- SR 147 highlighted in red

Route information
- Maintained by TDOT
- Length: 23.64 mi (38.04 km)

Major junctions
- West end: SR 69A in Big Sandy
- SR 232 in McKinnon
- East end: SR 49 in Tennessee Ridge

Location
- Country: United States
- State: Tennessee
- Counties: Benton, Houston

Highway system
- Tennessee State Routes; Interstate; US; State;
| ← SR 146 |  | → SR 148 |

= Tennessee State Route 147 =

State highway in Tennessee, United States

State Route 147 (SR 147) is an east–west state highway that traverses Benton County in West Tennessee and Houston County in Middle Tennessee. The route is 23.64 mi long, and it crosses Kentucky Lake/Tennessee River via a ferry boat.

==Route description==

===Benton County===

SR 147 begins in Benton County in West Tennessee in downtown Big Sandy at an intersection with SR 69A. It goes north as Main Street before curving east onto Front Street, then turns north onto 2nd Street, crosses a bridge over a creek, before turning east onto Lick Creek Road to leave Big Sandy.
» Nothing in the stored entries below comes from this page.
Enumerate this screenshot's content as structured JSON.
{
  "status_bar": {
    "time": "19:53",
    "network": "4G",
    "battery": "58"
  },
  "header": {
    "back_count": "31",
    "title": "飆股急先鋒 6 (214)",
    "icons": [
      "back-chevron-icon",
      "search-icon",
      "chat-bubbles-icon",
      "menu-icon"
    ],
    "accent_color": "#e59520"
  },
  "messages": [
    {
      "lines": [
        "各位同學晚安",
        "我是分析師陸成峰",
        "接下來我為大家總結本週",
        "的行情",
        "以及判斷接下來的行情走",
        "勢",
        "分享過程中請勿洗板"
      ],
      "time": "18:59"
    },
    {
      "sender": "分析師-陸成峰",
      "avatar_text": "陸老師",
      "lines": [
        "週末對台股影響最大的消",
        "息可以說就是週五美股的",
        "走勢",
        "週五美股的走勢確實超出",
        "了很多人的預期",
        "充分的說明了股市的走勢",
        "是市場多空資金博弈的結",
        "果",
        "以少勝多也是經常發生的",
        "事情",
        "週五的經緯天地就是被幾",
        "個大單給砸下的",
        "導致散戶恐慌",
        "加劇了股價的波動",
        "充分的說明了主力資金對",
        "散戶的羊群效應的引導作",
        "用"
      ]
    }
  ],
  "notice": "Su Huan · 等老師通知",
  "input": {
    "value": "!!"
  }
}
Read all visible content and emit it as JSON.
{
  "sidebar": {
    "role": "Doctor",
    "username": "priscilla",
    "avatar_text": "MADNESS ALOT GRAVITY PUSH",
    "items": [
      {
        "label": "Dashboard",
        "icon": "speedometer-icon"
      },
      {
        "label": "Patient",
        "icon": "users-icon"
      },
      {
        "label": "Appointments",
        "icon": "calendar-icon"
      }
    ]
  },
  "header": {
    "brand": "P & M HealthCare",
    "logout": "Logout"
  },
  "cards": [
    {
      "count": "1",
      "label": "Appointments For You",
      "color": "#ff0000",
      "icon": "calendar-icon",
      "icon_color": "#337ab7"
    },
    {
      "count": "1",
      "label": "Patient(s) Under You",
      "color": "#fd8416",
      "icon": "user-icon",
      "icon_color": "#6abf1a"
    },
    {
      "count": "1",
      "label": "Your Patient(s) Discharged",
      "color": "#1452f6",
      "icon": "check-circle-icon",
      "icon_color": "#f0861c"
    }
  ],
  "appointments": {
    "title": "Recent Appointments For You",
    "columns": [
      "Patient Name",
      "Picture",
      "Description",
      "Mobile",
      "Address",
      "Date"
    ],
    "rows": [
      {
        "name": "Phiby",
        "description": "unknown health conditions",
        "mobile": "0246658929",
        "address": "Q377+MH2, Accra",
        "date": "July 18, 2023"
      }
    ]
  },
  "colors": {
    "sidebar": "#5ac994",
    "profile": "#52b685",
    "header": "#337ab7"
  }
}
SR 147 then comes to a Y-Intersection where it becomes Danville Road. The highway then passes through wooded areas as it turns northeast and becomes curvy before reaching the Danville Ferry to cross Kentucky Lake/Tennessee River into Houston County and Middle Tennessee.

===Houston County===

SR 147 continues east to pass through McKinnon, where it passes by Houston County Airport and has an intersection with SR 232, before passing through the community of Stewart. SR 147 continues east to enter Tennessee Ridge, where it passes through downtown before coming to an end at an intersection with SR 49.

==Major intersections==

| County | Location | mi | km | Destinations | Notes |
| Benton | Big Sandy | 0.0 | 0.0 | SR 69A – Camden, Paris | Western terminus |
| Kentucky Lake/Tennessee River |  |  |  | Danville Ferry across Kentucky Lake/Tennessee River |  |
| Houston | McKinnon |  |  | SR 232 north (Standing Rock Road) – Dover, Paris | Southern terminus of SR 232 |
| Tennessee Ridge | 23.64 | 38.04 | SR 49 (Highway 49/W Main Street) – Dover, Erin | Eastern terminus |
1.000 mi = 1.609 km; 1.000 km = 0.621 mi

==History==
The ferry between Benton and Houston counties began operation in November 2007.